- string (cut to a child's arm length) tied to one paper clip
- two additional paper clips
- a paper towel
- a pipette
- a piece of watercolor paper
- vials of watercolor (prepared with 1 part watercolor concentrate, 10 parts water) in red, yellow, and blue
I start my Science Club, Jr., programs with a group story. The program happens in our craft room, which is on the small side; this means that, with tables set up for our activities, the read aloud happens with kids sitting on the floor and a few chairs in the back for some of the caregivers. Chairs get pushed out of the way when the story is done and hands-on activities begin.
Our story to introduce gravity was Mini Grey's Egg Drop, a tale of an egg who just wants to fly. This is absurd, of course--eggs just drop!--but the story is a great one to talk about and ask questions throughout. It's pacing is perfect for young 3-year-olds to get a sense of what's going to happen to poor egg, but it's never so slow or obvious as to bore the older kids. Read it. It's wonderful.
After the story and talking a bit about gravity, including a demonstration of me dropping different objects from a height to see if, in fact, they all fall, we moved to the activity tables. First up was the string/paper clip activity. I demonstrated holding the end of the string in one hand, arm extended, and holding the paper clip end of the string by my nose. I then let go of the paper clip, causing it to swing downward and move the string like a pendulum. I counted how many times the string moved back and forth before it came to a rest--until the force of gravity was stronger than the momentum of back-and-forth. I then had kids do the same.
Kids reported how many times their strings had swung with a single paper clip, and I asked caregivers to help kids keep track of their number. Next we added a second paper clip to the first, repeating the experiment a second time. After counting the number of swings before that two-paper-clip-string stopped moving, we added a third paper clip for our final experiment trial.
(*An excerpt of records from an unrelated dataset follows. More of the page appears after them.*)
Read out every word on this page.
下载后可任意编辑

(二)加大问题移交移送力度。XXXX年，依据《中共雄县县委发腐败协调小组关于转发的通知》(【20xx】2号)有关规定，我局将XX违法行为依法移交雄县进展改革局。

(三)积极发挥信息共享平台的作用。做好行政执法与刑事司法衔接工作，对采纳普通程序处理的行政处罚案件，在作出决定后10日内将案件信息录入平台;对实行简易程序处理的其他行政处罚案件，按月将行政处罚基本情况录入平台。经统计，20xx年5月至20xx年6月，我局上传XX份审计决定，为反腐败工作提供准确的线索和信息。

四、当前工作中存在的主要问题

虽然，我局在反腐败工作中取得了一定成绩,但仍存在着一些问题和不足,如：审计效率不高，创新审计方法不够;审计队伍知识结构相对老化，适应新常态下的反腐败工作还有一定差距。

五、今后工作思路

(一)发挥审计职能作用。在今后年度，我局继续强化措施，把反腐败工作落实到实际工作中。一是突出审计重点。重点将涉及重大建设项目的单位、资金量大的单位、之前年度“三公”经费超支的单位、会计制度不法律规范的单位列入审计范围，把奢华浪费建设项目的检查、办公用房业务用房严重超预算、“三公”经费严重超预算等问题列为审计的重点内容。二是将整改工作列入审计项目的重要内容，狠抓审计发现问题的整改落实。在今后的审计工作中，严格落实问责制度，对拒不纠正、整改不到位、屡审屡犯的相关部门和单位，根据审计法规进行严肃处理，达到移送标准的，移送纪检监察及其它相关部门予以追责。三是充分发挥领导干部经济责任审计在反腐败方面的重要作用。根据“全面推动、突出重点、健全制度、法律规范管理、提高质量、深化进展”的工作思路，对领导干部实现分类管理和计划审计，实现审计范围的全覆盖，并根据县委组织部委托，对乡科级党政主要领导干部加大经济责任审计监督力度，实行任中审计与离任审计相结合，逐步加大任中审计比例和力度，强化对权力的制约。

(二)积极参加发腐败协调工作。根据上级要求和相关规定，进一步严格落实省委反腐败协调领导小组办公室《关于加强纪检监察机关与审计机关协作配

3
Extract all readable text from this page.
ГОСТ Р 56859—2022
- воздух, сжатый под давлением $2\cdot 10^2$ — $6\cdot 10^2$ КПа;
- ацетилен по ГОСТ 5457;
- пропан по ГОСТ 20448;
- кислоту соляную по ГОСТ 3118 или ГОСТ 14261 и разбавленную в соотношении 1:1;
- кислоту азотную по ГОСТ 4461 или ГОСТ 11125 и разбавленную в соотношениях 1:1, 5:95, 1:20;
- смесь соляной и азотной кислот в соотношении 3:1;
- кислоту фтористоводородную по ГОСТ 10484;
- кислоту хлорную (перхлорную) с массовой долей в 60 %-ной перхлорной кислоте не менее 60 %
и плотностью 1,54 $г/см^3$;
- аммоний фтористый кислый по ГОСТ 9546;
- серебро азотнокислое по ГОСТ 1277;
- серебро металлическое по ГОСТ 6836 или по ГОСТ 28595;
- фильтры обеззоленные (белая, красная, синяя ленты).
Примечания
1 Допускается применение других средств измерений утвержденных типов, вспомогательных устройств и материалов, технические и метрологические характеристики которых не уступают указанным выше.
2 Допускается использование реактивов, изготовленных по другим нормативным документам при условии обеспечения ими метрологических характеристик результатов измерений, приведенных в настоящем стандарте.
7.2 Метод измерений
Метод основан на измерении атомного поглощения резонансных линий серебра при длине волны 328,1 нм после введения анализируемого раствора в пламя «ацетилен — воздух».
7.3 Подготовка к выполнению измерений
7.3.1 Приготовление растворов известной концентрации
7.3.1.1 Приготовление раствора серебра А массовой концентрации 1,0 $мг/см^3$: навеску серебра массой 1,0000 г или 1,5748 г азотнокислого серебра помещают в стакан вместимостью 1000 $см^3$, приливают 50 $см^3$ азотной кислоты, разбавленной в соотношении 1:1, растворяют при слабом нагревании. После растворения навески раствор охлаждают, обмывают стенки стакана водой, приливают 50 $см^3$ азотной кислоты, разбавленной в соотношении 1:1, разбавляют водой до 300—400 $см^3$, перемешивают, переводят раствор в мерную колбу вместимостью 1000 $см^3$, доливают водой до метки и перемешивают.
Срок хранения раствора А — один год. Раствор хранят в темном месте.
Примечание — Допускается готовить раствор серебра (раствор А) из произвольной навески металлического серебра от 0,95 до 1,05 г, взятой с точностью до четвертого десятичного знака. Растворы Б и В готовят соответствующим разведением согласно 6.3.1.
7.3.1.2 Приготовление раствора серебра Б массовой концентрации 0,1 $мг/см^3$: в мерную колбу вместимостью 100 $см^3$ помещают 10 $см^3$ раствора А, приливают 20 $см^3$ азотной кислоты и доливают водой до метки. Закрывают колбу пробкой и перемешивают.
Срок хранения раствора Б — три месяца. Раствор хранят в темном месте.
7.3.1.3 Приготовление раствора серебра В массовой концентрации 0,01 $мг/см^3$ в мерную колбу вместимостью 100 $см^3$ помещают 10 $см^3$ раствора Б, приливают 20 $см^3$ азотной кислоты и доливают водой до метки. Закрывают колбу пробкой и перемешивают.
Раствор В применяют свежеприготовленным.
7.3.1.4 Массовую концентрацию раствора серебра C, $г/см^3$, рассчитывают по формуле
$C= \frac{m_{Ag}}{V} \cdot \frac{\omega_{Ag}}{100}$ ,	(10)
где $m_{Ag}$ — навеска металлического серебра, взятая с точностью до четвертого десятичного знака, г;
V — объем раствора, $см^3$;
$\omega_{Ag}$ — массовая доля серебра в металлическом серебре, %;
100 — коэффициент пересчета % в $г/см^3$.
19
Kids gleefully shared their decreasing numbers as paper clips were added--allowing us to infer that as heavier items stop moving more quickly, gravity's relative effects can depend on the weight (mass) of an object.
I like to conclude, whenever possible, with an activity that includes some take-away component, so we closed out our exploration of gravity with some gravity painting. To paint using gravity, kids learned how to use their pipettes to pull the watercolors from the vials and drop them onto the top of their watercolor paper, which they or a caregiver held perpendicular to the paper towel-lined tray. With the paper standing up straight and watercolor dropped at the top of the page, gravity pulls the paint downward in a line--effectively doing the "painting" for you. I was thrilled to see kids starting to figure out that they could make lines in different directions by rotating their papers, and I even had a few kids who rotated their papers while paint was dripping. By using red, yellow, and blue paints, kids also had the opportunity to talk about mixing primary colors, which reinforced an earlier Science Club, Jr., program.
All in all, we had a great time exploring gravity. I was pleased to hear several of the attending families continuing to talk out in the youth department about gravity and how it pulls objects toward the earth, and plenty of kids said they were excited to take their gravity paintings home to show additional family and friends. Success!